If anyone still looks to the Republican party of President George W. Bush for limits on government power, it’s long past time to look elsewhere.
They certainly won’t be found among the Democrats either. But this is no reason for Pollyannaish rhapsodies about the Republicans, who are more offensive than the other guys because they still pay lip service to limits. That is, they insult our intelligence more than the Democrats.
To his sterling government-bloating record — that includes a larger role for Washington in education, ballooning farm subsidies, steel tariffs (since removed), a bigger Medicare, more domestic spying, weakening of habeas corpus, and a doctrine of preventive war — President Bush has now proposed spending a couple of hundred billion dollars for a manned base on the moon and to explore Mars, and a billion and a half dollars to promote marriage here on earth, or at least in the United States. Given his global focus, why limit marriage counseling to this country?
Considering that the choice in November will be between two men who both want bigger government (it won’t matter who the Democrat is), one wonders how a serious candidate would be received if he actually proposed to scale back the monstrosity we currently labor under. Limitations on power — what a concept!
Popular political debate has been reduced to trivialities. The contenders discuss how the United States should manage the world, not whether it should. They argue about how big Medicare should be, not whether the taxpayers should be compelled to provide medical care to retirees. They bicker over how bureaucrats should manage our economic affairs, not whether they should be doing it at all.
We shouldn’t be surprised by Bush’s record. He gave us early warning. It was his supporters inside the GOP establishment who were intent on removing from the party platform the long unkept promise to abolish the Department of Education. When renegades tried to save that plank, the Bush juggernaut crushed them. The old pledge to get rid of the Department of Energy suffered a similar fate.
Bush from the start was determined not to be identified with Ronald Reagan’s anti-government rhetoric (even if he never really meant it). No one would ever accuse Bush of believing “government is the problem not the solution.”
Oh sure, he sometimes refers to tax revenues as the people’s, not the government’s, money when he’s pushing a modest tax-rate reduction. But you know his heart’s not in it. How do we know? Because his tax cuts are small and because spending is skyrocketing. Tax revenues do not give a full picture of the burden of government. Spending is a far more complete measure. If taxes go down but spending goes up — as it has been doing dramatically — the people still have to pay for it. They will pay for it in indirect, less visible ways, such as inflation and government borrowing. Bush’s tax cuts are no bargain.
This president has been presiding over the largest spending increases since Lyndon Johnson. Domestic and military spending are on the rise. He’s been in office three years and he hasn’t yet figured out where they keep the veto pen. In 36 months he has yet to reject a single bill. Does that sound like a commitment to smaller government?

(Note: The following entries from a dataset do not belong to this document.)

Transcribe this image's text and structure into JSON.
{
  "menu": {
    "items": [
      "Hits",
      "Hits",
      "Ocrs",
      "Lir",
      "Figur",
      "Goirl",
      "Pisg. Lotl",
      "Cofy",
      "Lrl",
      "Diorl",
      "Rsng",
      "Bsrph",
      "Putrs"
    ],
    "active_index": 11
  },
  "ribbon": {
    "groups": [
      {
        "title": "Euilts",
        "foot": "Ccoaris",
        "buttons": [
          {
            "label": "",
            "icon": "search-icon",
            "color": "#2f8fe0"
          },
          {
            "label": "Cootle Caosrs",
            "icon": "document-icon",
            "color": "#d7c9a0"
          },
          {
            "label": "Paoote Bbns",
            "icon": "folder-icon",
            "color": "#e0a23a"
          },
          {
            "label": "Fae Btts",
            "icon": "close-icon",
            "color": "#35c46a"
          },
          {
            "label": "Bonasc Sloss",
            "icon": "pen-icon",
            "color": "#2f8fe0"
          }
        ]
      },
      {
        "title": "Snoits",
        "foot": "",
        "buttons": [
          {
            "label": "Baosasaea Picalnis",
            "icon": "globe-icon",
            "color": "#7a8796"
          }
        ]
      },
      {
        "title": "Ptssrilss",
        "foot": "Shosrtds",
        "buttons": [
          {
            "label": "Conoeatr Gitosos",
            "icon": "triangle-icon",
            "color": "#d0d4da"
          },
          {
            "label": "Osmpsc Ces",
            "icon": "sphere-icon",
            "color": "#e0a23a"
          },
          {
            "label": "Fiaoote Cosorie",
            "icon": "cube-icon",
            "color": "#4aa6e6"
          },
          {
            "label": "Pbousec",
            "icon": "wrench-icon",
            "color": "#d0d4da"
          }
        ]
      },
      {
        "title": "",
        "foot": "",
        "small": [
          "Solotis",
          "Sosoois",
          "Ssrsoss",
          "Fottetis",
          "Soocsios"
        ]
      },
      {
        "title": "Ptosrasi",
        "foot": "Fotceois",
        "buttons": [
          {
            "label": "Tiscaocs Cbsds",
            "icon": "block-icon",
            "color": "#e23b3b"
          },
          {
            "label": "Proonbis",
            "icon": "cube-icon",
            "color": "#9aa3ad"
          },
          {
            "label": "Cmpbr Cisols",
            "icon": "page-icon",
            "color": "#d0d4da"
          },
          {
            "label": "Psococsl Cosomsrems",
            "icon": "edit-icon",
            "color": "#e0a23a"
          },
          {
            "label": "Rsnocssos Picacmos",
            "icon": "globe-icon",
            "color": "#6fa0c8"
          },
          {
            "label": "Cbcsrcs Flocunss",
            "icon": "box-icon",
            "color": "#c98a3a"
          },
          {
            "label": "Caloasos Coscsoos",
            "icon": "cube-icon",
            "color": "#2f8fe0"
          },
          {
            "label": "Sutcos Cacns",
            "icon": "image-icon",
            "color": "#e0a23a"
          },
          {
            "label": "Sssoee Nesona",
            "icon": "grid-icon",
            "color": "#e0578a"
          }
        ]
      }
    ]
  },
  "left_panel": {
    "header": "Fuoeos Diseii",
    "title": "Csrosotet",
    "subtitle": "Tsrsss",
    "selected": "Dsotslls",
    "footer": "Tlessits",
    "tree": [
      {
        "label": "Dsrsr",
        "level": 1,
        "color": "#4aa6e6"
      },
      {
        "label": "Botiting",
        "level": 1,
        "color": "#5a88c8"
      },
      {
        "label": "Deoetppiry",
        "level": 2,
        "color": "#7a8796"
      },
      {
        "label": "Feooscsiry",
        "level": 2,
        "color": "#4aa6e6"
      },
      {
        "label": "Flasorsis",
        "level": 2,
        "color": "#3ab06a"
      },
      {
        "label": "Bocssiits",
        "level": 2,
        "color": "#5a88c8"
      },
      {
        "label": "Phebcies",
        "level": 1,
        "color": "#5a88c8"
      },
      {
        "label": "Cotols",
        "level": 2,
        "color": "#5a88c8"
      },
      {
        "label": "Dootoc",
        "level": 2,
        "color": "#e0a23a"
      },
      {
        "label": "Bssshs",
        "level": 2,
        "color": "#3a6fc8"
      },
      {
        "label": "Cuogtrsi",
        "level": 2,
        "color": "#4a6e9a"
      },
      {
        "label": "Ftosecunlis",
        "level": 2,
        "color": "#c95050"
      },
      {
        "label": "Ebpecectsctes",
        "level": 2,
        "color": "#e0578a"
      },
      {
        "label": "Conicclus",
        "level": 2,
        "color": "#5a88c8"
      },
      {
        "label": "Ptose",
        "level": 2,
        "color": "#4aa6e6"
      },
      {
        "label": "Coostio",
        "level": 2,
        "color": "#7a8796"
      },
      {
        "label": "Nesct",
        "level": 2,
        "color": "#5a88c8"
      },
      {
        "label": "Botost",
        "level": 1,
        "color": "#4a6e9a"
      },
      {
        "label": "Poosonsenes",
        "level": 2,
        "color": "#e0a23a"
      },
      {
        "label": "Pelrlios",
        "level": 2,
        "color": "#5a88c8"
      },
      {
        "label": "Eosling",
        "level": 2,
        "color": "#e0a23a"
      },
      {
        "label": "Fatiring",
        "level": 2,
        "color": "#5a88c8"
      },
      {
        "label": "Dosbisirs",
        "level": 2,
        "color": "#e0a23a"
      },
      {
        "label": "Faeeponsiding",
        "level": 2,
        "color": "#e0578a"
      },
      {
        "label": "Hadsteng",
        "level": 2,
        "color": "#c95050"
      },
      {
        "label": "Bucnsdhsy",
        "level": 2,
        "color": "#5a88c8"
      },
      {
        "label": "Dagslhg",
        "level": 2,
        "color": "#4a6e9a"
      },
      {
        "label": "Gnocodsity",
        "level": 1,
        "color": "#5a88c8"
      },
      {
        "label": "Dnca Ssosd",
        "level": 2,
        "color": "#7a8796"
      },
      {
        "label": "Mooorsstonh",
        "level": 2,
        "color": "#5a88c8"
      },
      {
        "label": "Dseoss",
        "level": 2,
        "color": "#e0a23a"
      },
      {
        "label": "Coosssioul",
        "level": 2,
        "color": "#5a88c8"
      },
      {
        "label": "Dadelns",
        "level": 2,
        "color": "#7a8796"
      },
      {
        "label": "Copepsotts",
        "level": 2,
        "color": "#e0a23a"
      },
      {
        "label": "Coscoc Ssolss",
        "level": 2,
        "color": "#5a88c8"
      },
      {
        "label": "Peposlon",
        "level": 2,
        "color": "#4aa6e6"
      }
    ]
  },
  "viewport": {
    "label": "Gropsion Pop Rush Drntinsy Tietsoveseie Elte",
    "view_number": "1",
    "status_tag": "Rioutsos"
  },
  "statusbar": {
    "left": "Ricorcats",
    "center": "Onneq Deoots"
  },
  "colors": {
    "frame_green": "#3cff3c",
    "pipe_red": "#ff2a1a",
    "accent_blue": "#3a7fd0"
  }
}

The Bushes are political creatures and big-government men. George I promised a “kinder, gentler government,” which could only have meant that he did not believe the anti-government things his patron Reagan had said. George II continued the Bush tradition with his talk about “compassionate conservatism.” This was his subtle way of saying that restrained government was cruel.
There’s no deep philosophy here, just power lust. George W. Bush wants a second term, and nothing is going to stop him. Hence, the “vision thing.”
So he’ll send men to the moon and Mars, and he’ll promote marriage at a colossal waste of taxpayer money. Government cannot grow without liberty and self-responsibility shrinking. That will be the Bush legacy.